From April last year until March, it received 62 calls from hospitals. "A lot of the symptoms people are presenting with are racing hearts, chest pains, heart palpitations and extreme agitation," John Herbert, a specialist at the centre told the Sunday Tribune.
"We have been monitoring these substances since the ban on BZP was brought in. Often, the hospitals give us the name on the packets of whatever the person has taken and we then advise them on supportive therapy treatment. The number of calls has been steadily increasing over the past 12 months and the most dramatic rise has been in the past two months."
Herbert added that most people presenting to hospitals had taken legal highs derived from methcathinone, a stimulant from which mephedrone is derived.
"These substances can be toxic. There has been so much publicity around headshops recently also, that advertising is probably leading to more people taking them.
"A couple of years ago, hospitals were dealing with a lot of people who'd taken too much cocaine. Things have changed now. When there's a drop-off in use of one drug, there's always a pick-up in another substance."

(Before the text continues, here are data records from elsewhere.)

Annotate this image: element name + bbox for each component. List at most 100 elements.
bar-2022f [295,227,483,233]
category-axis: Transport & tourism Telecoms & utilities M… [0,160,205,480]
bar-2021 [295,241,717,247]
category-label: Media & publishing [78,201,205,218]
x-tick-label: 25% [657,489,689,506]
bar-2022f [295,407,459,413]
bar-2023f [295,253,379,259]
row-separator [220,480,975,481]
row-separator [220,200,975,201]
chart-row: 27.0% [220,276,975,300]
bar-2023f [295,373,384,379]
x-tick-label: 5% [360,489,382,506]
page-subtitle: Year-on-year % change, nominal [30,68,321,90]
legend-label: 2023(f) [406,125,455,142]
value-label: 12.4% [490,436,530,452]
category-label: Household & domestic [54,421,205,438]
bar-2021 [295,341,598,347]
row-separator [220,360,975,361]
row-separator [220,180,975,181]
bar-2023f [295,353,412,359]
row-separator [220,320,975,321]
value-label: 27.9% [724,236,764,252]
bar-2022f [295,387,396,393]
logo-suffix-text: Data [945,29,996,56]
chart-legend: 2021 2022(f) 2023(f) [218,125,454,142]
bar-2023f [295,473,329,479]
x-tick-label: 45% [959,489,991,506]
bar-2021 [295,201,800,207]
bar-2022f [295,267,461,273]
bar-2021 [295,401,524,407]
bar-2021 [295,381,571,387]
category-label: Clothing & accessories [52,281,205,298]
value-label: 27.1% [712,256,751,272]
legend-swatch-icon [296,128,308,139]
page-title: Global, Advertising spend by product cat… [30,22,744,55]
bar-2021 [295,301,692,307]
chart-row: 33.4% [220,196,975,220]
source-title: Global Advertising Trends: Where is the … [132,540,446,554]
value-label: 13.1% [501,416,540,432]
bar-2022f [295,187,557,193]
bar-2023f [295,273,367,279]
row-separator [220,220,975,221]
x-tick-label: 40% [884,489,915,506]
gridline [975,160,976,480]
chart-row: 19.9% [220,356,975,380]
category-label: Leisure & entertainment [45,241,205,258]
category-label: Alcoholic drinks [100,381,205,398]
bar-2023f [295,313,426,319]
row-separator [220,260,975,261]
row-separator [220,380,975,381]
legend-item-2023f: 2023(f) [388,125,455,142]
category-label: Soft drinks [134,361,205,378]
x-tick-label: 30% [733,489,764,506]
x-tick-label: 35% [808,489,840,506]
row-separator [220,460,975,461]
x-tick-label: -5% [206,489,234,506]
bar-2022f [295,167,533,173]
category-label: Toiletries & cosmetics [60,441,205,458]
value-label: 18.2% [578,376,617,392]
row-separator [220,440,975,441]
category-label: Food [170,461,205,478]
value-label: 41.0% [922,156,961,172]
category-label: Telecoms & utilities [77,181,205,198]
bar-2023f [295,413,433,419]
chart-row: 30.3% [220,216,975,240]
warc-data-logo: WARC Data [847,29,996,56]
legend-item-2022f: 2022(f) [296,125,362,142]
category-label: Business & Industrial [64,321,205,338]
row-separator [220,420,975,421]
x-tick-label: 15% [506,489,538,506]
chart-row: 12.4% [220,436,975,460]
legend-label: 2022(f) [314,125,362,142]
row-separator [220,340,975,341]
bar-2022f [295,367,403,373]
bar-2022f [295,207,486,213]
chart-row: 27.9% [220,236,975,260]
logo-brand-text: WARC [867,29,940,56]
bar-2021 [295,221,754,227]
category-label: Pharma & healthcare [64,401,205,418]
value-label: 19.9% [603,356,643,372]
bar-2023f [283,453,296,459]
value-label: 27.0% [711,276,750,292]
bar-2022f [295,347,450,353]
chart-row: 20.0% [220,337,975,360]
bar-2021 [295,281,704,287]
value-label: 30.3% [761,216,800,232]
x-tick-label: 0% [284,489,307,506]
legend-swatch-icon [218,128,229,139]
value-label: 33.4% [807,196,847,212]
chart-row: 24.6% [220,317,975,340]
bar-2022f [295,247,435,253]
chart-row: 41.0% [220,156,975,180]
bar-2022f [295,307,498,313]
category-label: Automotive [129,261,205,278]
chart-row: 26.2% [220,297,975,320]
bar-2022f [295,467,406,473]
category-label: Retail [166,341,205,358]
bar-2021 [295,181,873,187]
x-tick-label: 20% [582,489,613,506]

In the same 12-month period in which the poison centre received 62 calls from hospitals about legal highs, it received just 25 calls about people suffering adverse side effects from cocaine. Two years previously over a 12-month period, the centre received 70 calls in relation to cocaine.
It emerged on Friday that gardaí are to be given new powers to allow them shut down headshops.
The powers will be included in a new criminal justice bill, which is being drafted by senior officials from the Department of Justice and the Attorney General's office.